Mauro Carvalho Chehab <mchehab@xxxxxxxxxx> · Wed, 12 Jun 2019 08:42:13 -0300

Em Wed, 12 Jun 2019 13:00:39 +0200
Borislav Petkov <bp@xxxxxxxxx> escreveu:

> On Wed, Jun 12, 2019 at 07:42:42AM -0300, Mauro Carvalho Chehab wrote:
> > That's said, from the admin PoV, it makes sense to have a single
> > daemon that collect errors from all error sources and take the
> > needed actions.  
> 
> Doing recovery actions in userspace is too flaky. Daemon can get killed
> at any point in time and there are error types where you want to do
> recovery *before* you return to userspace.

Yeah, some actions would work a lot better at Kernelspace. Yet, some
actions would work a lot better if implemented on userspace.

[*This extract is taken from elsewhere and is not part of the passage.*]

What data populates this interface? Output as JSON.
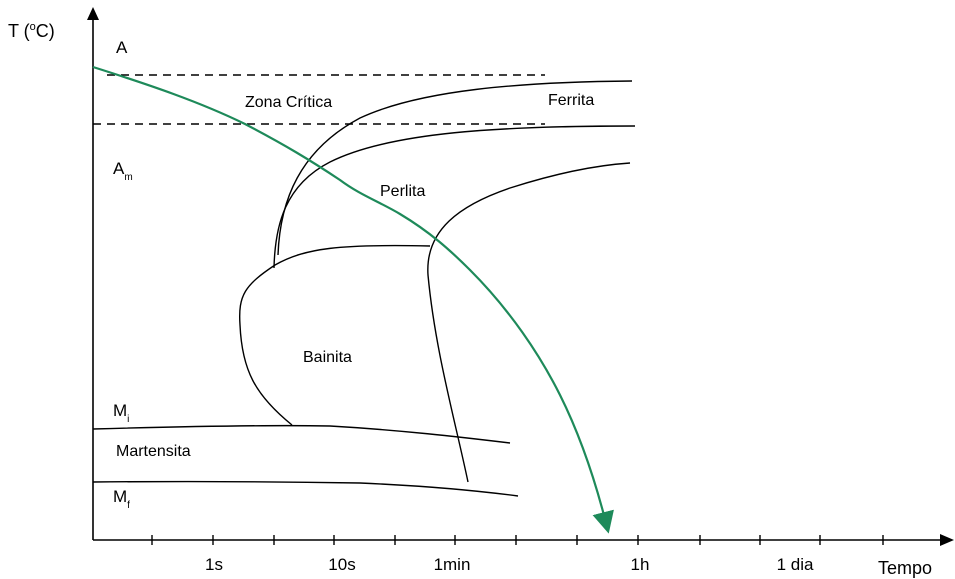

For example, a server with multiple network interfaces may re-route
the traffic to a backup interface if the main one has too many errors.

This can easily be done on userspace.

> Yes, we do have different error reporting facilities but I still think
> that concentrating all the error information needed in order to do
> proper recovery action is the better approach here. And make that part
> of the kernel so that it is robust. Userspace can still configure it and
> so on.

If the error reporting facilities are for the same hardware "group"
(like the machine's memory controllers), I agree with you: it makes
sense to have a single driver. 

If they are for completely independent hardware then implementing
as separate drivers would work equally well, with the advantage of
making easier to maintain and make it generic enough to support
different vendors using the same IP block.

Thanks,
Mauro